Escalator and Elevator Safety Tips Offered in New Report
Right now, pumpkins and skeletons are strewn around neighborhoods all across the country, but pretty soon that ghoulish imagery will be replaced with candy canes and and twinkly lights. That means that citizens are going to begin hitting their local malls in droves. It’s important to remember, though, that as increasing numbers of people clog commercial centers, safety must always remain paramount. A new report provides safety tips geared toward boarding and disembarking from elevators and escalators in the midst of the upcoming holiday season.
Escalators need to be approached with care, especially by people who are supervising children. Young kids aren’t used to the devices like adults are, and they might approach them the same way they would a toy. To make sure your young child isn’t going to be endangered, keep a hold of his or her hand during the ride, and make sure the kid doesn’t attempt to catch a ride aboard the handrail without having their feet firmly planted on the step. By the same token, children shouldn’t sit on the steps of the escalator, as that might also pose a danger.
When getting on or off an escalator, you should move swiftly and make sure that any objects you have on your person aren’t set down on the moving platform. Make sure your shoes are in such a condition that a part like a shoelace won’t get caught in the escalator’s teeth. To further avoid an entanglement risk, step, don’t slide, over the jagged edge at the bottom of the escalator. And if you’re piloting a stroller, a wheelchair, or some other type of conveyance, opt to take the elevator instead. It’s far too easy to lose a grip on such a device.

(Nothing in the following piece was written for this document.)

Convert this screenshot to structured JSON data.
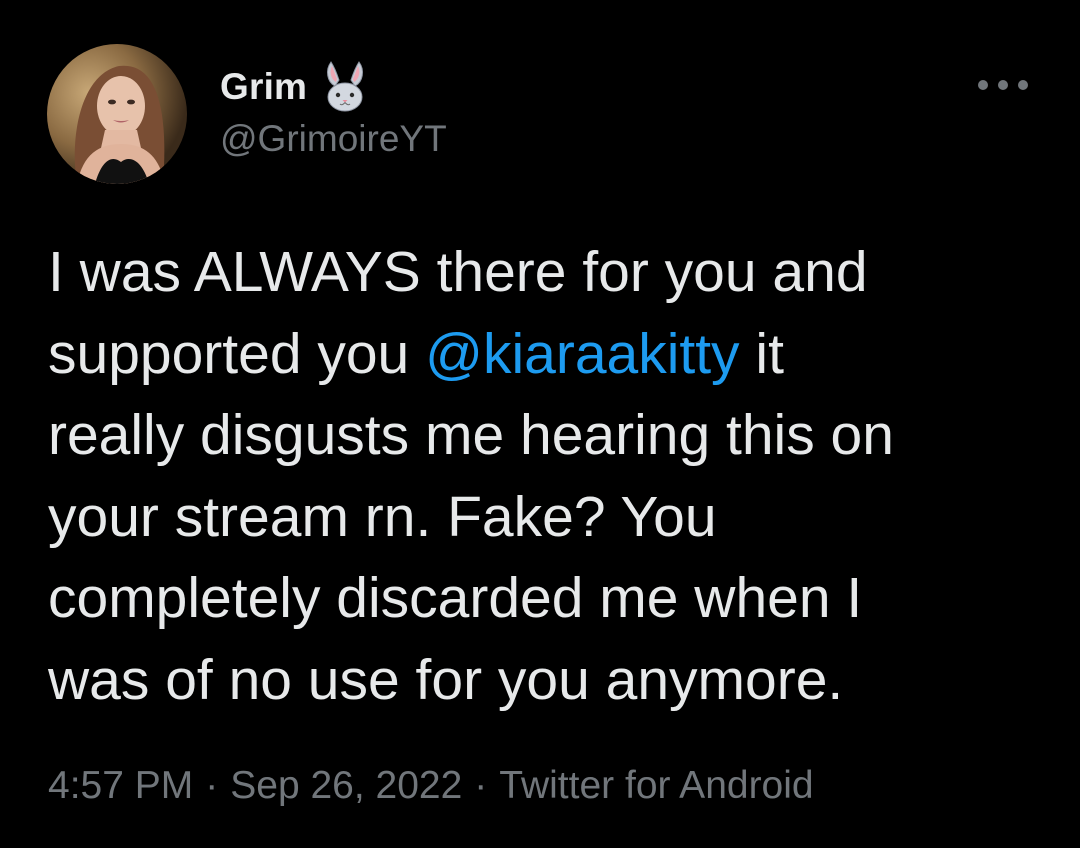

Elevators pose their own special dangers to those who aren’t careful. People sometimes rush directly into the elevator shaft without first verifying that the elevator has stopped properly. Take your time and make sure that the elevator is level with the floor you’re on and then quickly enter. Be sure to keep any objects or body parts away from closing doors. You’ll often see people attempt to hold the doors open for someone making their way there, but this could be hazardous if the bumper or sensor is broken. Instead, use the door open button to keep the doors ajar.
Finally, you need to know what to do should some type of emergency take place that causes the elevator to stop. First, don’t attempt to climb out of your own accord. Call for help using the available button or phone, and wait for emergency services to be dispatched before taking the type of action that might compromise your safety.